Gençlerimizi Tıp’a gönderelim mi?
Üniversite giriş sınavlarında en yüksek başarıyı gösterenler, en zekiler midir bilemiyorum, ancak öyle kabul etmek durumundayız.
Eğer öyleyse, bir ülkenin en zeki çocuklarını 50 yıl boyunca hep tıp fakültelerine yönlendirip, ekonomi, teknoloji, siyaset, askeriye, eğitim, diyanet, basın, gibi alanlara daha “önemsiz” muamelesi yapması ülkeye atılmış en büyük kazıktır.
ABD, dünya ülkelerinin en zeki öğrencilerini beyin göçü ile kendi ülkesine çekip toplarken, senin en zeki öğrencilerini hep tıp fakültelerine yığman, onların bir yarısına da kasabalarda ömür tükettirip, heder etmen, heba etmen, ne kadar doğru?
***
Buyur Geç!
Çok güzel bir adetimiz var, kalabalık bir yerden, camiden, toplantıdan, konferanstan çıkarken, sıkışma olursa yanımızdakine yol verir "Buyur!" deriz. Birbirimize omuz atmayız, dirsek atmayız.
Ne hikmetse arabamıza binince sanki başka bir millet oluyoruz. Acaba yandaki arabaya neden hiç "Buyur!" demiyoruz?
Dikkat ediyorum sizi zora ve riske sokarak ileri geçen arabayla bir sonraki kırmızı ışıkta birleşiyorsunuz. Bir şey kazanmış da olmuyor. Arabasına madalya falan da takmıyorlar. Sadece, durduk yerde size saldırıp, huzurunuzu bozuyor.
Acaba ne zaman ve nasıl normalleşeceğiz?
Dünyada en vahşi araba kullanan milletlerden biriyiz.
Otomobili biz icat etmedik, üreten de biz değiliz.
Otomobille gururlanmamız gereken bir durumuz da yok.
Ama otomobille en fazla gaza gelen, gurur yapan biziz.
Bir kısmımız, otomobilin koltuğuna oturduğu an, kendini bu diyarların imparatoru zannedip ”bütün dağlar önümüzde eğilsin, bütün yollar açılsın” hülyalarına kapılıyor.
Trafikte kendinden başkasına tahammülü yok, yolları sadece ona mahsus görüyor.
Bu görgüsüzlüğün dip noktasıdır.
O otomobil...
O, en gösterişli silahın, tahtın zannettiğin...
O otomobil...
Çoğu kere senin tabutun oluyor.
Sen arabaya binmekle imparator falan olmadın!

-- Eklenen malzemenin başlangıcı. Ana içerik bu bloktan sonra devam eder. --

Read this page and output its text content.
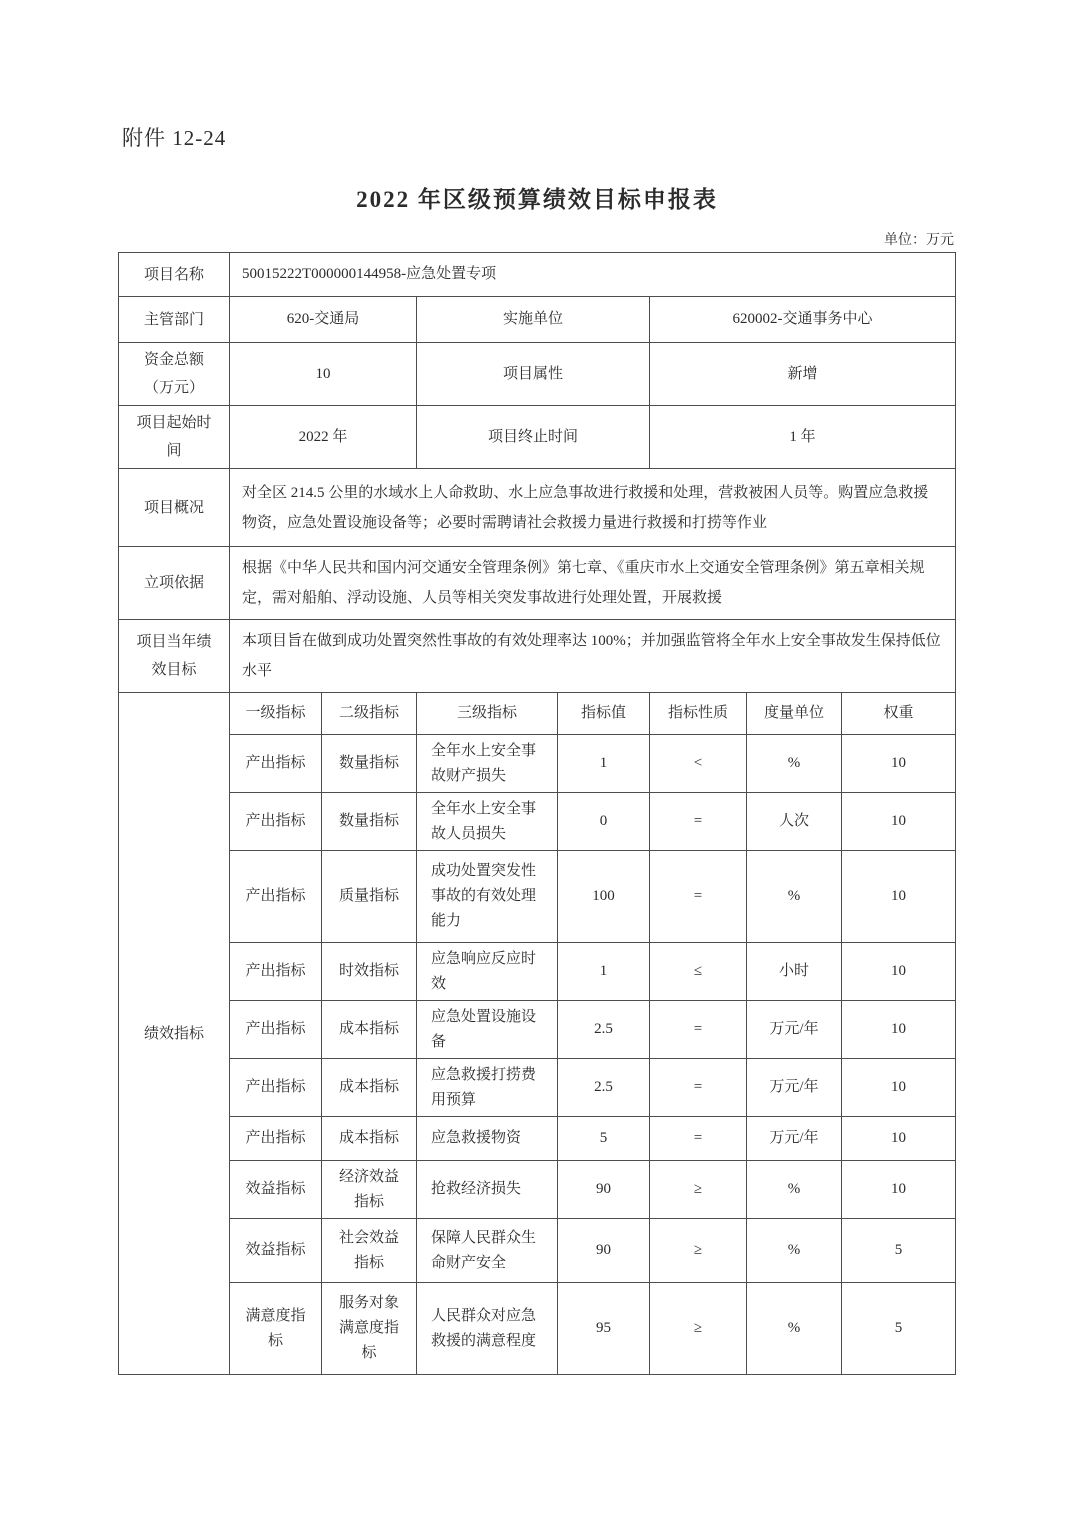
附件 12-24
2022 年区级预算绩效目标申报表
单位：万元
项目名称	50015222T000000144958-应急处置专项						
主管部门	620-交通局		实施单位		620002-交通事务中心		
资金总额（万元）	10		项目属性		新增		
项目起始时间	2022 年		项目终止时间		1 年		
项目概况	对全区 214.5 公里的水域水上人命救助、水上应急事故进行救援和处理，营救被困人员等。购置应急救援物资，应急处置设施设备等；必要时需聘请社会救援力量进行救援和打捞等作业						
立项依据	根据《中华人民共和国内河交通安全管理条例》第七章、《重庆市水上交通安全管理条例》第五章相关规定，需对船舶、浮动设施、人员等相关突发事故进行处理处置，开展救援						
项目当年绩效目标	本项目旨在做到成功处置突然性事故的有效处理率达 100%；并加强监管将全年水上安全事故发生保持低位水平						
绩效指标	一级指标	二级指标	三级指标	指标值	指标性质	度量单位	权重
	产出指标	数量指标	全年水上安全事故财产损失	1	<	%	10
	产出指标	数量指标	全年水上安全事故人员损失	0	=	人次	10
	产出指标	质量指标	成功处置突发性事故的有效处理能力	100	=	%	10
	产出指标	时效指标	应急响应反应时效	1	≤	小时	10
	产出指标	成本指标	应急处置设施设备	2.5	=	万元/年	10
	产出指标	成本指标	应急救援打捞费用预算	2.5	=	万元/年	10
	产出指标	成本指标	应急救援物资	5	=	万元/年	10
	效益指标	经济效益指标	抢救经济损失	90	≥	%	10
	效益指标	社会效益指标	保障人民群众生命财产安全	90	≥	%	5
	满意度指标	服务对象满意度指标	人民群众对应急救援的满意程度	95	≥	%	5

Hâlâ, herkes gibi, birisin!
***
İnsanlık kaybetti
2000'lere kadar, AB ve ABD, dünyada (demokrasi-insan hakları-inanç-düşünce hürriyeti) konusunda İnsanlığın umudu idiler.
Ülkemizde de başı dara giren bu ülkelere kapağı atardı.
Ne yazık ki, ABD ve AB, son 20 yılda, bu umudu, sonuna kadar yıktılar.
Demokrasi ve özgürlük getirmek için(!) geldikleri Irak’ta gözlerini kırpmadan bir milyon masum katlettiler.
Geçtiğimiz günlerde bir Hollywood filmi izledim. ABD’liler, Mars’ta kalan tek astronotu kurtarmak için göz yaşartıcı(!) bir insanlık gösteriyorlardı.
Acaba, Iraklılar, insan değiller miydi?
Boyun eğdiremedikleri, Venezüella’ya ve seçilmiş Başkanına utanmadan, dünyanın gözünün içine baka baka Ceyar utanmazlığıyla darbe yapıyorlar.
Yavrusunu yiyen kedi gibi ABD ve AB, (demokrasi ve insan haklarını) yediler.
Ne yazık ki insanlık kaybetti.
Demokrasi ve insan hakları...
Artık kendilerine sahip çıkacak başka bir medeniyet arıyor!